Einen Drang zur Einbürgerung würde ich dann verspüren, wenn meine Kinder keinen Schweizer Pass hätten. Diesen haben sie aber dank meiner Frau. Schon bevor ich mit meiner Familie in die Schweiz kam, waren meine Kinder Schweizer, da der einst nach Argentinien ausgewanderte Grossvater meiner Frau aus der Schweiz kam. Die Niederlassungsbewilligung C erlaubt mir, hier einer Arbeit nachzugehen und gibt mir fast alle Rechte, die auch Schweizer geniessen. Somit ist eine Einbürgerung für mich nicht dringend.
Und wie steht es mit dem Recht, abstimmen und wählen zu dürfen?
Zugegeben, das würde ich manchmal gerne. Ich bin ein politisch interessierter Mensch und informiere mich darüber, was die Schweizer Politik bewegt. Ich habe Respekt vor der direkten Demokratie der Schweiz und wie gut das politische System funktioniert. Nur schon deshalb, weil in meinem Heimatland die Politik sehr korruptionsbelastet ist.
Und das motiviert dich nicht genug, um eine Einbürgerung anzustreben?

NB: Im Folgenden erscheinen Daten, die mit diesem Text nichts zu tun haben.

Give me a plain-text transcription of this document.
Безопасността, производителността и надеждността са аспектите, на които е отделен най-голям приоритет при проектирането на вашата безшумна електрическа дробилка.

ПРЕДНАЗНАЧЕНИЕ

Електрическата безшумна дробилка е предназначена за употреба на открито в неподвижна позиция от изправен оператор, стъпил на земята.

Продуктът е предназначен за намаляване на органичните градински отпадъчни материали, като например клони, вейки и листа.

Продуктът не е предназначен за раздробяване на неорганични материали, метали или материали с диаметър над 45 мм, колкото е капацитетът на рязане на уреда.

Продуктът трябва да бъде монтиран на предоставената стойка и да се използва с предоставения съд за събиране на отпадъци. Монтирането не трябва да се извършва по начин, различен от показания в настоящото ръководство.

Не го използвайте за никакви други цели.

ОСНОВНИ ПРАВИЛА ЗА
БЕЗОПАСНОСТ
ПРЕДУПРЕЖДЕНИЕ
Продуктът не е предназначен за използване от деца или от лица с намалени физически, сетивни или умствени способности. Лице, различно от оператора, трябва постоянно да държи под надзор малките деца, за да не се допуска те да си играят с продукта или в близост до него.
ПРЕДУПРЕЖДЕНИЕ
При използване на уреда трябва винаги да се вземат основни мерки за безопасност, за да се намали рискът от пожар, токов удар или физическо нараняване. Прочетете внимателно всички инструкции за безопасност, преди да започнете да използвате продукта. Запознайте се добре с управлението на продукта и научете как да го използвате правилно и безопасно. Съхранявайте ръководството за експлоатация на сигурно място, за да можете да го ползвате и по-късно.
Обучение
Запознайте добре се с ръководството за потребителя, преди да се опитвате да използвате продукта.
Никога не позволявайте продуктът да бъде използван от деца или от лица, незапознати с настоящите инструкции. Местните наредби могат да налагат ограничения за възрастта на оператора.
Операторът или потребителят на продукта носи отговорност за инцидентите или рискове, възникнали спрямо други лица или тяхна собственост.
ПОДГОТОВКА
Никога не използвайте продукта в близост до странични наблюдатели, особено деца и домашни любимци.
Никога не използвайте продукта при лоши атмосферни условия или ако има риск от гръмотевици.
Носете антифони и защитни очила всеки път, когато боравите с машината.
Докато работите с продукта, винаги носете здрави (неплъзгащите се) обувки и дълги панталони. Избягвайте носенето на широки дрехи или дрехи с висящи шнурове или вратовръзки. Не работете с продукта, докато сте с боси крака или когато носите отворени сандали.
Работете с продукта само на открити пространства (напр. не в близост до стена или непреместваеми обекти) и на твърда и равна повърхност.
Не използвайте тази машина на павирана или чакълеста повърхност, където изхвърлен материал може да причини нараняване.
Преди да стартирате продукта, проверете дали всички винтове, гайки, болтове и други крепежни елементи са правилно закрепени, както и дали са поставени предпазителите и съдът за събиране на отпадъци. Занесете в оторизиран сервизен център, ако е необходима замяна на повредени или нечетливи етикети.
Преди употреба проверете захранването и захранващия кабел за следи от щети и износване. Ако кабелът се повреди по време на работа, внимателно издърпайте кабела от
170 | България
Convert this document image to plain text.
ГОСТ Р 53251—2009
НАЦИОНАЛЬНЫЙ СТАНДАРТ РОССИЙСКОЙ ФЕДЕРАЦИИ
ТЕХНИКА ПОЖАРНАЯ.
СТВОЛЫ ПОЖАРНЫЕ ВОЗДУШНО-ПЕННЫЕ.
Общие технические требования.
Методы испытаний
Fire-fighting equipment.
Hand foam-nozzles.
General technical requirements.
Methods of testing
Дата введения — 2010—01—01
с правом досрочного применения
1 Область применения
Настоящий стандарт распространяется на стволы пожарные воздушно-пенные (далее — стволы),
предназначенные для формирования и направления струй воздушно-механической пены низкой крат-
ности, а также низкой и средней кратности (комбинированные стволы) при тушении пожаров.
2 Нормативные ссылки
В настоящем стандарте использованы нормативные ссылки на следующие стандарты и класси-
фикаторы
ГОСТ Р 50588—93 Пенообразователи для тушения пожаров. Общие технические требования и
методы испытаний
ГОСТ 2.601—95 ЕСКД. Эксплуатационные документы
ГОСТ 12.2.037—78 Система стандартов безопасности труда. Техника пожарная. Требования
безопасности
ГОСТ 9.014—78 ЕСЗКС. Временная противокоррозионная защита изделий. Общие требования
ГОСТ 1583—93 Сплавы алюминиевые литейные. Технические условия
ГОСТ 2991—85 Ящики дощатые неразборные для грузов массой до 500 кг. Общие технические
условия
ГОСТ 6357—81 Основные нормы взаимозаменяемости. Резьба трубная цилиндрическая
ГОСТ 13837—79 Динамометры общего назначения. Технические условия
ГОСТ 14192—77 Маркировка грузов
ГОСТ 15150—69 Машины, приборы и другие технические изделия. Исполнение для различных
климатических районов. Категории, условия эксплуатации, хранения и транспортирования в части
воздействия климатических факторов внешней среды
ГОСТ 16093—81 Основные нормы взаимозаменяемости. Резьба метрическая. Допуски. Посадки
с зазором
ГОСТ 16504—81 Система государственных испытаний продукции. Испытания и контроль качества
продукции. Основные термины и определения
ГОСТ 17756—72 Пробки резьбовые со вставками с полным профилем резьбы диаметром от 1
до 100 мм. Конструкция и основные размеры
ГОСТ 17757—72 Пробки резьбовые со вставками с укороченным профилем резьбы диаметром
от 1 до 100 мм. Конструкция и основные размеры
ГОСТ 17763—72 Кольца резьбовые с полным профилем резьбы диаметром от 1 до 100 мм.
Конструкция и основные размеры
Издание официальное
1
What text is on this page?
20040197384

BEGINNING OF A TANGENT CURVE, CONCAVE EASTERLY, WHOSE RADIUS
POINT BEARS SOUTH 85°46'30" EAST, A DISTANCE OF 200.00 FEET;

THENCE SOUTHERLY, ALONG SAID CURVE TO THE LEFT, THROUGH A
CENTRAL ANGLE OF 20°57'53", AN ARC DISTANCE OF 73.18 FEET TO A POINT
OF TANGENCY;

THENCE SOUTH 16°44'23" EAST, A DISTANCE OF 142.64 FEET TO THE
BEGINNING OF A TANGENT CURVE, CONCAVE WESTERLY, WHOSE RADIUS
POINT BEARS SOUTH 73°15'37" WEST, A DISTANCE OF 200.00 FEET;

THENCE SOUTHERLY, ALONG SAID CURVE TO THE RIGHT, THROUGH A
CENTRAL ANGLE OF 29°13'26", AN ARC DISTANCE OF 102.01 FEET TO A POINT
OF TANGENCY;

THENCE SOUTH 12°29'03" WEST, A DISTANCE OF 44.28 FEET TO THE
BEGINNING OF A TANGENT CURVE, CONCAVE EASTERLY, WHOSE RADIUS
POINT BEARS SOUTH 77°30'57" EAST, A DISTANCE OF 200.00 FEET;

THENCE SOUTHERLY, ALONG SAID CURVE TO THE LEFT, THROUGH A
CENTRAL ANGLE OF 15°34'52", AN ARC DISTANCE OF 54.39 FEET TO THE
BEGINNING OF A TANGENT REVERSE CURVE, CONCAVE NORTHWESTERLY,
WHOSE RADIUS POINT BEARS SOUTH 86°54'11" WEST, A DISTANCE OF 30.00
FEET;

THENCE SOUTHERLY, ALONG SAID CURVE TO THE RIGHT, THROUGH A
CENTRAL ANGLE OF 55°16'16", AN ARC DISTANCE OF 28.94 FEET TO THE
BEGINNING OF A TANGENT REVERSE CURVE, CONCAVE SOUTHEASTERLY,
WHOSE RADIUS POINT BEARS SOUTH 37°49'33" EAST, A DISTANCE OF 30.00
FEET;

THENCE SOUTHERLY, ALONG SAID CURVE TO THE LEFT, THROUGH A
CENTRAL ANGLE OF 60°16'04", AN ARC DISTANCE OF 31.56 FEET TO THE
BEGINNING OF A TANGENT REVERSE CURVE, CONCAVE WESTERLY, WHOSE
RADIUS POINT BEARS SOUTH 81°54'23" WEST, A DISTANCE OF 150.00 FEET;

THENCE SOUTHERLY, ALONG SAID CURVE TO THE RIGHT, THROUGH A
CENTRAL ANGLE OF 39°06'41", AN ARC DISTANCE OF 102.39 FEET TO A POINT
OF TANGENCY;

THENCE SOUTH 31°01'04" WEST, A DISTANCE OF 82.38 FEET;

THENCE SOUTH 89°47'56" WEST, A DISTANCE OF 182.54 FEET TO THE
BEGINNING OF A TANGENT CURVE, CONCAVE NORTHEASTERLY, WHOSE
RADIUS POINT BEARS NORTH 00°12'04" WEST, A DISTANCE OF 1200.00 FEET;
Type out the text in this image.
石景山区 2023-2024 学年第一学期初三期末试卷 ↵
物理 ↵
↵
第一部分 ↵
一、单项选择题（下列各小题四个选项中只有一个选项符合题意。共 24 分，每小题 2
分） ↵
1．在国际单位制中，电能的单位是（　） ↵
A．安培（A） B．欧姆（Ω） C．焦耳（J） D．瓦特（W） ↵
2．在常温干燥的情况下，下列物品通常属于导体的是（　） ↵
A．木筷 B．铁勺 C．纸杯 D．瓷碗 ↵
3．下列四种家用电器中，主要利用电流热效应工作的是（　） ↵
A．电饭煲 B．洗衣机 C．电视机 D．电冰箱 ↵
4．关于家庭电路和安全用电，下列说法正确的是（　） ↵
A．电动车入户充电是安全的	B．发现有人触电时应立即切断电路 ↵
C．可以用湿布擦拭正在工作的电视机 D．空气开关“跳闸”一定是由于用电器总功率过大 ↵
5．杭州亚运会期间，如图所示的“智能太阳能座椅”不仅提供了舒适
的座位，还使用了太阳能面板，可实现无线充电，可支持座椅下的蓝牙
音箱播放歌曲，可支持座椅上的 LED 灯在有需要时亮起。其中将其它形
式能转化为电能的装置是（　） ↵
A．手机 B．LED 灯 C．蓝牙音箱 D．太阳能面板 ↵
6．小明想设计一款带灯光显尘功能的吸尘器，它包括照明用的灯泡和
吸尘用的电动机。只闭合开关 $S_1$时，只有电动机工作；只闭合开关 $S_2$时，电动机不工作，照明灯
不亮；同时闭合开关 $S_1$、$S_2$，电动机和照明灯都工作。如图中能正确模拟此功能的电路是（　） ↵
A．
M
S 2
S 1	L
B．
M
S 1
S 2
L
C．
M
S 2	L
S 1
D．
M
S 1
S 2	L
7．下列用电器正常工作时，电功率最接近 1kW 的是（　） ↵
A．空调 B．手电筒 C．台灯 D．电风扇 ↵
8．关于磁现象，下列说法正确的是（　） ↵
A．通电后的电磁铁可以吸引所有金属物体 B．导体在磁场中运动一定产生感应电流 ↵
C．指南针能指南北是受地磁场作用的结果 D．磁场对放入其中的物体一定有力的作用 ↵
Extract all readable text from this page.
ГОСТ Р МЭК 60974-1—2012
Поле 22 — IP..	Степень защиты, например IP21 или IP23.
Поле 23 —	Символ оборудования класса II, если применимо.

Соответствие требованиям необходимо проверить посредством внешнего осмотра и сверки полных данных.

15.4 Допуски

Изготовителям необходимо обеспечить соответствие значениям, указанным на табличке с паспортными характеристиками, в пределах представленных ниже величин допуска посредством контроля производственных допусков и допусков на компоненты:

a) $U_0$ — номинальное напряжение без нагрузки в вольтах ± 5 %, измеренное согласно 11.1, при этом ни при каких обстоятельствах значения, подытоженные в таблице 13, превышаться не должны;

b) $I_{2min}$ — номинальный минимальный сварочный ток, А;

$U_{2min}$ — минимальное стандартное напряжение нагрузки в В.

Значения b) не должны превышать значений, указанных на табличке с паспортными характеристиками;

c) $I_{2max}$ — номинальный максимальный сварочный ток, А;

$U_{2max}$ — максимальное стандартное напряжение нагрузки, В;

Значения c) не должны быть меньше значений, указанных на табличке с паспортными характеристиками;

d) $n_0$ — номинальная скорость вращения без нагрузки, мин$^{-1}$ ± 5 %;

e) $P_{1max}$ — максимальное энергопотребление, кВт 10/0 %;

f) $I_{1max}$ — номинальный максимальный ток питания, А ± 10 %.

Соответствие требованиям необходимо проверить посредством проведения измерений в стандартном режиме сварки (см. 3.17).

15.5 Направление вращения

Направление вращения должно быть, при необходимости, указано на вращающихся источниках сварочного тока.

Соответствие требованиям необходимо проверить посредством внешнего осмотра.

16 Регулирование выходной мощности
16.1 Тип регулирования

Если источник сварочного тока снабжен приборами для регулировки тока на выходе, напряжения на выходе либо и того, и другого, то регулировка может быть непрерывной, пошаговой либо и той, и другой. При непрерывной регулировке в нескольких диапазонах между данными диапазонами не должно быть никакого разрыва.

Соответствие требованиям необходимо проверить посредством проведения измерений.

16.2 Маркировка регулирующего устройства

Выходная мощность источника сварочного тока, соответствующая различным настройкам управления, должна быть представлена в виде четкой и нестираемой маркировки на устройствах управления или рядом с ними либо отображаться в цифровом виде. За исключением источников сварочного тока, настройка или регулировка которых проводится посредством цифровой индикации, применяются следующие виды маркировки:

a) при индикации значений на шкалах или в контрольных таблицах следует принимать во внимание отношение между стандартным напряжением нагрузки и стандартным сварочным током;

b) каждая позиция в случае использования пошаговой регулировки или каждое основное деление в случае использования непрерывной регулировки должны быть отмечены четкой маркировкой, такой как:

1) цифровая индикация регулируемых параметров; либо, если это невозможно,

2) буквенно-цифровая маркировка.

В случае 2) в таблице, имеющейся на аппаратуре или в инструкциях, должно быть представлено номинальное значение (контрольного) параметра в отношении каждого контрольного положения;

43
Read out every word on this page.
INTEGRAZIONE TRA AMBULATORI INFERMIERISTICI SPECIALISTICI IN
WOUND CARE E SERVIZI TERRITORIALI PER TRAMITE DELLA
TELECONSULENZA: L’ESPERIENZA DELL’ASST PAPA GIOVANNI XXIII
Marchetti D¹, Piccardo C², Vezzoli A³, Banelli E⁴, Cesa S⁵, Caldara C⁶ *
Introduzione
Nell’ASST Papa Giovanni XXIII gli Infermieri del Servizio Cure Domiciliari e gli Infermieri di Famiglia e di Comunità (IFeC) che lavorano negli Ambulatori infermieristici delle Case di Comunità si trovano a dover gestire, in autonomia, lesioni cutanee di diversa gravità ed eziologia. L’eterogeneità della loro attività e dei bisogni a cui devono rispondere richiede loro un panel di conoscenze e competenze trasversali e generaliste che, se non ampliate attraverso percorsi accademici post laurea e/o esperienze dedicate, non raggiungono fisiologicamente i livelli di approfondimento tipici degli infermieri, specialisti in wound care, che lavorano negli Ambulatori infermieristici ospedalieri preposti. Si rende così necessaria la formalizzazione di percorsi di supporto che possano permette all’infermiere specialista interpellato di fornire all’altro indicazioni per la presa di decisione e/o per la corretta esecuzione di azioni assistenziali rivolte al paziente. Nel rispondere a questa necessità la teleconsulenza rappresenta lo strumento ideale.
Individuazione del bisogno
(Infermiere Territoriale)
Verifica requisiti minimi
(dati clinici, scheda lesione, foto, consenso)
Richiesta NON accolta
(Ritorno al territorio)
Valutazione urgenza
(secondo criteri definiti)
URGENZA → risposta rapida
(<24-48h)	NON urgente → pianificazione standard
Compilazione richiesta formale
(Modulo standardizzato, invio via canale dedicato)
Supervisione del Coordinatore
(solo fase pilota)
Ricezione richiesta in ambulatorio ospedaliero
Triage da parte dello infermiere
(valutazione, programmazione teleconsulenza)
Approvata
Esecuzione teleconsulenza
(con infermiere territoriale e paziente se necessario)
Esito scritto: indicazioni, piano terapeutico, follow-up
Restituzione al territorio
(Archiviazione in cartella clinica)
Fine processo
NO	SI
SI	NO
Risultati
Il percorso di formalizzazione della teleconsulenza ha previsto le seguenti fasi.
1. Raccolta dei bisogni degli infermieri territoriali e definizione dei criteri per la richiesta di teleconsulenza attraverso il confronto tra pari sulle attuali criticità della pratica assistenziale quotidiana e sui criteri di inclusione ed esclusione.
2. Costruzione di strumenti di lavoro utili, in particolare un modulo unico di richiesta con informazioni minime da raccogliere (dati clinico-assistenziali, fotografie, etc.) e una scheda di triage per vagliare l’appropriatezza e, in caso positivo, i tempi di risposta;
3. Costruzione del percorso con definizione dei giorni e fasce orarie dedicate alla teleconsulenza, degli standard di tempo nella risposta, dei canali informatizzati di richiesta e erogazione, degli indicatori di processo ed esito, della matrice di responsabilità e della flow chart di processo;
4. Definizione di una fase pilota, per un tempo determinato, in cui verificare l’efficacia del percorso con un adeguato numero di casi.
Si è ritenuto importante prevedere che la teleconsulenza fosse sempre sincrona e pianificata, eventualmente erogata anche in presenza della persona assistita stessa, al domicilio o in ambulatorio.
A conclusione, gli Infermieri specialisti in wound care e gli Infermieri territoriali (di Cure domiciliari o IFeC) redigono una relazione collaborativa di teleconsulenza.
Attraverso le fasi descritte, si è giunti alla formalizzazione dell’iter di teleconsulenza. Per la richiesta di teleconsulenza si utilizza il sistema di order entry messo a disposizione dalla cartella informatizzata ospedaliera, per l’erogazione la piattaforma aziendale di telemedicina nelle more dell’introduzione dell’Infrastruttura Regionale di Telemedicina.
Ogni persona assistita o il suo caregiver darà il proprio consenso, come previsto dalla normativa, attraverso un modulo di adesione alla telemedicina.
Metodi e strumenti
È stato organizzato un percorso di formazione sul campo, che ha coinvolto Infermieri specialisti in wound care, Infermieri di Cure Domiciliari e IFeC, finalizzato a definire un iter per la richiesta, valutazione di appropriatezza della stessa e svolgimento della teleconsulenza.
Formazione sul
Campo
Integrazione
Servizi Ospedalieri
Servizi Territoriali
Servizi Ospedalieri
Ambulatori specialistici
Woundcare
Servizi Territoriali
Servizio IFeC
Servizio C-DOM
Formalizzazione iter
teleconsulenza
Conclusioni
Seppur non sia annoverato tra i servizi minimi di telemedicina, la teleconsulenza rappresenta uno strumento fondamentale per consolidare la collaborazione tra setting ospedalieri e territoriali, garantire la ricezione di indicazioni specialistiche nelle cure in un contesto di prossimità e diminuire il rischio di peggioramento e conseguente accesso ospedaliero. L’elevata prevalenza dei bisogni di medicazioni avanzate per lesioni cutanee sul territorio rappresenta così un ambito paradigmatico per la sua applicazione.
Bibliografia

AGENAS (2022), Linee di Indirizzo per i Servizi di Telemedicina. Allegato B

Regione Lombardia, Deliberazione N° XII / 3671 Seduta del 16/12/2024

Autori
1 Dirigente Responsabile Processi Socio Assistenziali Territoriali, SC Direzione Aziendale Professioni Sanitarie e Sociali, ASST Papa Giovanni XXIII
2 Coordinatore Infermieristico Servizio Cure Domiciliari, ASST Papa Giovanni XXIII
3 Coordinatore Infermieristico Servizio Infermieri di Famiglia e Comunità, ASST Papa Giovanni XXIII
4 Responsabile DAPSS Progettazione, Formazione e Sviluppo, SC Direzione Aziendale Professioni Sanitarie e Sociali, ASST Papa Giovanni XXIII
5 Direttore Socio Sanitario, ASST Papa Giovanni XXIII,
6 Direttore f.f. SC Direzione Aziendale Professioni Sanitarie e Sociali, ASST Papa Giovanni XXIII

Im Moment noch nicht. Auch wenn ich von Vereinfachungen profitieren könnte, empfinde ich den Aufwand als zu hoch.
Angel, 24, Peruaner
VICE: Angel, da du die Mindestanforderung von fünf Jahren Schule in der Schweiz erfüllst und noch keine 25 bist, könntest du dich an deinem Wohnort Zürich vereinfacht einbürgern lassen.
Angel: Ja, davon habe ich gehört. Aber ich habe mich noch nicht dazu entschlossen.
Weshalb?
Einerseits sagen mir viele Leute, eine Einbürgerung sei sinnvoll. Andererseits sehe ich selber keinen besonderen Sinn darin. Ich habe dank meinem momentanen Status genau die Freiheiten, die ich auch brauche.
Weisst du, welche Vorteile du mit dem Schweizer Pass hättest?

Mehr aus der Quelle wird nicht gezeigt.